The structure of the campaign has been created. Now it’s time to actually set up the campaign. Before you make the campaign active, run a test on the campaign. Content-wise, the story has to be right, but also technically, the execution has to be perfect. So do all the links work, and is the sender name set correctly?
However, the logic of the campaign must also be considered. What if a person requests three different documents? Could that person end up in three different lead-nurturing campaigns? That might be too much of a good thing.
Especially if it means they already scored enough points right away to transfer to Sales. This means that you must also be able to apply exception rules.
Another thing we always advise is to involve colleagues in a test. They see different things than you do, so their feedback is valuable in taking the campaign to the next level. Happy with all the content? Then, the campaign can go live, and the first leads will be generated to participate in your campaign.

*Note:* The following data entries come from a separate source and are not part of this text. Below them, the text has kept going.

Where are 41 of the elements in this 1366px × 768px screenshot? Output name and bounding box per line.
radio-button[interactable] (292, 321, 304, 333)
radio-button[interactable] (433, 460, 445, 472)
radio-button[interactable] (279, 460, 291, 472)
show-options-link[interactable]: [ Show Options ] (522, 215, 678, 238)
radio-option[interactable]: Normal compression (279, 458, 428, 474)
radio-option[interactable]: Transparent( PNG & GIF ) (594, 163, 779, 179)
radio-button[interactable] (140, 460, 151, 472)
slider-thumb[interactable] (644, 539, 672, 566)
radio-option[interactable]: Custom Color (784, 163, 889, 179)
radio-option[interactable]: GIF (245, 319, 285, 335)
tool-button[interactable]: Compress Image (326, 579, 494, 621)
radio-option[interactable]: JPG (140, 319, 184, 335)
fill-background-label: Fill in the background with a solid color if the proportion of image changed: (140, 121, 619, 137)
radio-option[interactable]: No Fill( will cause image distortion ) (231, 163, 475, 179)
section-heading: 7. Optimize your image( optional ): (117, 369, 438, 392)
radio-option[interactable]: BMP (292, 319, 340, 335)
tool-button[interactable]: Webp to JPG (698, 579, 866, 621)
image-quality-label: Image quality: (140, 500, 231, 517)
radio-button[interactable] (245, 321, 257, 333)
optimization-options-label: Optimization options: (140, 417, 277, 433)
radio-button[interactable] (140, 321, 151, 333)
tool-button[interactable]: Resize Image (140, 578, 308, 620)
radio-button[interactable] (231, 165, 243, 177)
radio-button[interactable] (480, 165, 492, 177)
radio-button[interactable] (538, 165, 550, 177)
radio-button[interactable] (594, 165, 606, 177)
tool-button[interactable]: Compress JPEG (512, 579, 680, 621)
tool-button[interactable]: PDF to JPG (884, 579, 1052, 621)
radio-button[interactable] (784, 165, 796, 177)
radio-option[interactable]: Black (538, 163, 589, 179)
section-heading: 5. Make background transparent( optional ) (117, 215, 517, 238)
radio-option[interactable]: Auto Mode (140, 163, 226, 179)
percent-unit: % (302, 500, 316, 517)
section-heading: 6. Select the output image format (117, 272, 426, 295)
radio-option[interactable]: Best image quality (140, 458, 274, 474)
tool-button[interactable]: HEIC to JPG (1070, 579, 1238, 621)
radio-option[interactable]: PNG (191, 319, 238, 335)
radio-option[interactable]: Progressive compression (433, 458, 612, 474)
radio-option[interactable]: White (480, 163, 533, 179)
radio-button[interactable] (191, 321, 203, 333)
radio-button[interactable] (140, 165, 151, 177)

Setting up a lead-nurturing campaign is already a goal in itself. So why not take some extra time to analyse the data? With these insights, you can immediately plan a follow-up action. Always analyse at least the opens, clicks, conversion links, unsubscribe rate, and bounces.
And look beyond that. Did you set goals, and were they achieved? Did 10% of the leads convert to the decision phase within a month? How many people clicked through but eventually dropped off on your landing page? What could be the cause? These are all important aspects to analyse so you can optimise your campaign.
Now that you have the first results, it’s good to see if you can improve. It may be that the first two emails you send are opened by most of your audience, but after the third email, the response drops. It would be a shame if you did not intervene immediately. Keep a close eye on the statistics.
You can apply this roadmap to your nurturing program or campaign. Nurturing leads in this way ensures that you stay in constant contact with them and continue to learn how best to serve them and build a relationship with them as quickly as possible. This makes it easier for Sales to take the next step and ensures that these leads are better served. As you have learned from the roadmap, email marketing is crucial in lead nurturing.
In steps 1 through 5, you have effectively laid the foundation for getting started with lead management in a structured way. Your follow-up campaigns or nurturing campaigns are set up. All the preparatory work has been done, now it’s time to put this into practice and start generating MQLs for Sales. Add the tracking code from your lead generation software to your CMS or Google Tag Manager to recognise companies visiting your website.
The next step is to actually apply and automate the lead scoring that you have set up in the software (your central marketing database), so that you can build up scores for your leads and hand them over at the right scores. This builds a ranking of hot visitors, lukewarm visitors and cold visitors. The hotter the visitor, the more important it is to follow up. Depending on your MQL criteria, of course, and depending on the type of visitor.
Finally, you must continue to evaluate the process you are using. Do the MQLs being passed meet sales requirements? Are the MQL criteria still correct? Is your lead scoring good enough? Have you allocated sufficient time and capacity to validate all leads and qualify properly? All questions should be reviewed weekly or monthly, with both Sales and Marketing contributing. In this way, you can constantly adjust and optimise the process.